Cursor / VS Code: Open the Ports tab in the bottom panel, click Forward a Port, enter 18789, then open the dashboard URL in your browser.

Useful commands

Command Description
openshell status Check gateway health
openshell sandbox list List all running sandboxes
openshell sandbox connect my-assistant Shell into the sandbox
openshell term Open the monitoring TUI
openshell inference get Show current inference routing
openshell forward list List active port forwards
nemoclaw my-assistant connect Connect to sandbox (alternate)
nemoclaw my-assistant status Show sandbox status

Troubleshooting

Symptom Cause Fix
Gateway fails with cgroup / "Failed to start ContainerManager" errors Docker not configured for host cgroup namespace on DGX Spark Run the cgroup fix: sudo python3 -c "import json, os; path='/etc/docker/daemon.json'; d=json.load(open(path)) if os.path.exists(path) else {}; d['default-cgroupns-mode']='host'; json.dump(d, open(path,'w'), indent=2)" then sudo systemctl restart docker
"No GPU detected" during onboard DGX Spark GB10 reports unified memory differently Expected on DGX Spark.

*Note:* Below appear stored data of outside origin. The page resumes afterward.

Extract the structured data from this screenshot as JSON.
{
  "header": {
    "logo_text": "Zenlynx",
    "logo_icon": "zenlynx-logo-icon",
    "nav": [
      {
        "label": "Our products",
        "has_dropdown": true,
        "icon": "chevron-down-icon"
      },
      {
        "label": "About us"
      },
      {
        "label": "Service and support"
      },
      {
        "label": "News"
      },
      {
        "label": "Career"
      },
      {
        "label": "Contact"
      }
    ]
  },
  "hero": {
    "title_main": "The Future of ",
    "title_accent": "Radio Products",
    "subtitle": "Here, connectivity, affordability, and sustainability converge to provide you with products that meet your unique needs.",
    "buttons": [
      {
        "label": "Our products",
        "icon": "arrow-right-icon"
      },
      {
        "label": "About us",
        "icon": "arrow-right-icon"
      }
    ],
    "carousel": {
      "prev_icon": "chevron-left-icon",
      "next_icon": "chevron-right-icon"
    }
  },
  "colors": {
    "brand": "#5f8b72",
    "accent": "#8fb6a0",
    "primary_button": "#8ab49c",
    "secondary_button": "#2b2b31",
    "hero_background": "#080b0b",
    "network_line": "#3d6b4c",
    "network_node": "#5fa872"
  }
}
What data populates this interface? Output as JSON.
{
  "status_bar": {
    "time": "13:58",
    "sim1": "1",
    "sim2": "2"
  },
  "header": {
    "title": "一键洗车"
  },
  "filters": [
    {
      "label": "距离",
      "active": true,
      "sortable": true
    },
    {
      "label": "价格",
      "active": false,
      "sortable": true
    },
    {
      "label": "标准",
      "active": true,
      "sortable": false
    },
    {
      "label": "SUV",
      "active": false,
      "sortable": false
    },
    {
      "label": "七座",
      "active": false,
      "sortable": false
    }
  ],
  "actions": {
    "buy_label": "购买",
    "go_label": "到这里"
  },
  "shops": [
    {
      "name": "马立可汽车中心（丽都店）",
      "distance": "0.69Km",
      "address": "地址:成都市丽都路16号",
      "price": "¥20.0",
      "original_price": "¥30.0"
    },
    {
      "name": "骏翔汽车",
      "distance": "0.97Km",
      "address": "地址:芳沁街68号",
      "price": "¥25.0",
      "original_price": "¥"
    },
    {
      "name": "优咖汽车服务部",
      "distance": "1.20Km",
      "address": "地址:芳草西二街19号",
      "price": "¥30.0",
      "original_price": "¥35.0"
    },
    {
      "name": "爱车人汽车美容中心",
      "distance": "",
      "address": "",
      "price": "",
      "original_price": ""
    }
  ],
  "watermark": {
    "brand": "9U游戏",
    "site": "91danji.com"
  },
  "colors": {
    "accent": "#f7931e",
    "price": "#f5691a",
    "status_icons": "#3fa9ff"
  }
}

The wizard still works and will use Ollama for inference.
"unauthorized: gateway token missing" Dashboard URL used without token or wrong format Paste the full URL including #token=... (hash fragment, not ?token=). Run openclaw dashboard inside the sandbox to get the URL again.
"No API key found for provider anthropic" API key env vars not set when starting gateway in sandbox Inside the sandbox, set both before running the gateway: export NVIDIA_API_KEY=local-ollama and export ANTHROPIC_API_KEY=local-ollama
Agent gives no response Model not loaded or Nemotron 3 Super is slow Nemotron 3 Super can take 3090 seconds per response. Verify Ollama: curl http://localhost:11434. Ensure inference is set: openshell inference get
Port forward dies or dashboard unreachable Forward not active or wrong port List forwards: openshell forward list. Restart: openshell forward stop 18789 my-assistant then openshell forward start --background 18789 my-assistant
Docker permission denied User not in docker group sudo usermod -aG docker $USER, then log out and back in.
Ollama not reachable from sandbox (503 / timeout) Ollama bound to localhost only or firewall blocking 11434 Ensure Ollama listens on all interfaces: add Environment="OLLAMA_HOST=0.0.0.0" in sudo systemctl edit ollama.service, then sudo systemctl daemon-reload and sudo systemctl restart ollama. If using UFW: sudo ufw allow 11434/tcp comment 'Ollama for NemoClaw' and sudo ufw reload

Note

DGX Spark uses a Unified Memory Architecture (UMA), which enables dynamic memory sharing between the GPU and CPU. With many applications still updating to take advantage of UMA, you may encounter memory issues even when within the memory capacity of DGX Spark. If that happens, manually flush the buffer cache with:

sudo sh -c 'sync; echo 3 > /proc/sys/vm/drop_caches'

For the latest known issues, please review the DGX Spark User Guide.